Thursday, November 25, 2010

Omens

Tonight the Aggies have an opportunity to put the crowning touch on their Cinderella season, or ruin it. For most of the past forty years or so, the day leading up to the annual game between TAMU and Texas U. has been one of the most stressful days of the year for me. When I was still in grade school, my dad took me to my first Thanksgiving day game at Kyle Field. I didn't understand football back then, but I remember that Texas got some kind of lucky break near the end of the game and escaped with a close win. That was usually the pattern over the next 20 years: the longhorns getting a few lucky breaks, the longhorns winning. When I was in college, I got sick of hearing hornfans singing "poor Aggies." In the mid 1980s, there was a reversal of fortune, and the Aggies dominated the series while Texas U. wallowed in mediocrity.

Football is like politics in that the pendulum is always swinging back and forth. Around the turn of the century, Texas U. regained the upper hand and since 2000 is 8-2, with most of the longhorn wins being lopsided affairs like 50-20 or 49-9. My enthusiasm for Aggie football started to wane in the last two years of the Franchione regime, and I was able to relax during the season, especially on the day they played the longhorns. The last time TAMU won against Texas was in 2007, and while that game was being played on TV I was in a movie theater watching "No Country For Old Men" on the big screen.

Texas has struggled to reach 5-6 this year, and TAMU is favored by a FG on the road. Nearly all the sports pundits are picking the Aggies to win. USA Today's Weekend Forecast has it 26-21 Aggies, and College Football News says it will be 26-17 for TAMU. Five of the six writers on the Dallas Morning News prediction panel choose the Aggies to win by about 28-17 on average, and even notorious homer Kirk Bohls of the Austin American Statesman says it will probably be a 34-16 Aggie victory.

Since the two Aggie wins in the past decade were upsets, being the favorite is a bad omen. Each year the Aggies typically lose one game they're favored to win, and I don't recall them being favored against Arkansas, Oklahoma State or Missouri. Texas needs a win tonight more than A&M does, and it will make their year if hornfans have a chance to sing "poor Aggies" again.

After four straight seasons of relative indifference, the current winning streak has me interested in Texas A&M football again. The downside is that the possibility of an upset loss to Texas U. is giving me anxiety attacks.
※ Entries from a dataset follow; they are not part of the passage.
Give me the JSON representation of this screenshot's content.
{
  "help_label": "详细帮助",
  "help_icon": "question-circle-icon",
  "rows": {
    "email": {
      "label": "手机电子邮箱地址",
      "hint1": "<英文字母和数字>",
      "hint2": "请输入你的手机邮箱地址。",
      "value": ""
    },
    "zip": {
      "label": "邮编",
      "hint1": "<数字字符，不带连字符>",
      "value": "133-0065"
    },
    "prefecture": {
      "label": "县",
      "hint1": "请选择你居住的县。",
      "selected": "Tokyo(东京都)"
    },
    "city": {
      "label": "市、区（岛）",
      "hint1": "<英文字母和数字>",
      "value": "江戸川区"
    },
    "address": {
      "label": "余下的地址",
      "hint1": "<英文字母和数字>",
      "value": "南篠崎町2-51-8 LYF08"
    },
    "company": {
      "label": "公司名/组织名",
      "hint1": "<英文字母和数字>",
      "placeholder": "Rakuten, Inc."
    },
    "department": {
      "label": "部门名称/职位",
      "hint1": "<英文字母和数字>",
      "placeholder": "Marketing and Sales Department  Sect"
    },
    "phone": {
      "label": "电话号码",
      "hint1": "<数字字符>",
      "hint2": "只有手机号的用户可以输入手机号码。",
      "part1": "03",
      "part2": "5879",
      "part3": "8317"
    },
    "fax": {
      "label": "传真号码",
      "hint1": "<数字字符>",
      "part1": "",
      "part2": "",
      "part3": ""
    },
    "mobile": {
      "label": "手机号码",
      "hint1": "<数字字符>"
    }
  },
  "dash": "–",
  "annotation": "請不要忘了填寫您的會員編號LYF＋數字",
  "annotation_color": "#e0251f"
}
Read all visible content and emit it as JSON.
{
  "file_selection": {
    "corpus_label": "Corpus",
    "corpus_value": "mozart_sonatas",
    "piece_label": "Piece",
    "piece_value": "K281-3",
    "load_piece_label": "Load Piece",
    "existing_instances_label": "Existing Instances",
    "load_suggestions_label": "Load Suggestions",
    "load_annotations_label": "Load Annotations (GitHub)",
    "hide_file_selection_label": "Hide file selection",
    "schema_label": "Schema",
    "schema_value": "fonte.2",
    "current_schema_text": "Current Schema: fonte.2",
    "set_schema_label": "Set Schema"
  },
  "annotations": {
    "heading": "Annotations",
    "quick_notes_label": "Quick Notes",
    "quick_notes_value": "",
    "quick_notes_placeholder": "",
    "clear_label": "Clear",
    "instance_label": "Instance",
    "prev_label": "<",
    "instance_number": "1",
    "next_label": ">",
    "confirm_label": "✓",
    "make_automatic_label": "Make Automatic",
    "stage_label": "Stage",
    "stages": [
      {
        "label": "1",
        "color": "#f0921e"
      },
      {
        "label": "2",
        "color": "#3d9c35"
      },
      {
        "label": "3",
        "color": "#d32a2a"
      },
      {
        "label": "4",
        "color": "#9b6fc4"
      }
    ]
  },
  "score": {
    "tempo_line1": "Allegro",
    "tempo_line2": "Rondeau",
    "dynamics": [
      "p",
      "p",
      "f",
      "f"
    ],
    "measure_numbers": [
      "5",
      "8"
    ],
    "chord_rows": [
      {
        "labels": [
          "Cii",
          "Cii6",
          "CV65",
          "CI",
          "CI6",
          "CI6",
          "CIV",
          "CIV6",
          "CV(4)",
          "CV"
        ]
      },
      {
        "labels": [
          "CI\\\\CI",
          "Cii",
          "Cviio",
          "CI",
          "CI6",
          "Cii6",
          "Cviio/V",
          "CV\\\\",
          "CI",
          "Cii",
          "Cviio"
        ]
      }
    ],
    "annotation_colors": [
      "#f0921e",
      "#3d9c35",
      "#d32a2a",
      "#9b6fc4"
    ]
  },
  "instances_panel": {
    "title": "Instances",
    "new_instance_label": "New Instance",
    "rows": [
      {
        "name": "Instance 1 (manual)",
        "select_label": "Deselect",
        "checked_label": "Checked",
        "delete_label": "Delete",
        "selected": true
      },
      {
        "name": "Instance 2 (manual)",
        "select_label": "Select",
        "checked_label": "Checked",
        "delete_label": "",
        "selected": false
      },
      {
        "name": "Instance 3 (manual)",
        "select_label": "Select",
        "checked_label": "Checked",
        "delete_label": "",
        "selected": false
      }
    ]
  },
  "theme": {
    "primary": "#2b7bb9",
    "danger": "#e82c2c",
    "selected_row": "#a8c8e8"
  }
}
Life is a lot simpler when I don't have to worry about the final scores of football games.

Added 8:44 pm, same day: I tried watching the game, but when the Aggie return man fumbled the opening kickoff, I knew it wasn't likely I'd be able to see the damned game live. I stuck with it until the first Aggie drive ended in a FG attempt that was wide by roughly half the width of Travis County. If God had intended for me to suffer through Aggie football, he wouldn't have arranged for the invention of DVR technology. The ESPN website says it's 7-7 at halftime, and nothing has happened so far to ease my worried mind. With luck, TAMU will get their stuff together and cruise to a win and I can enjoy the replay tomorrow.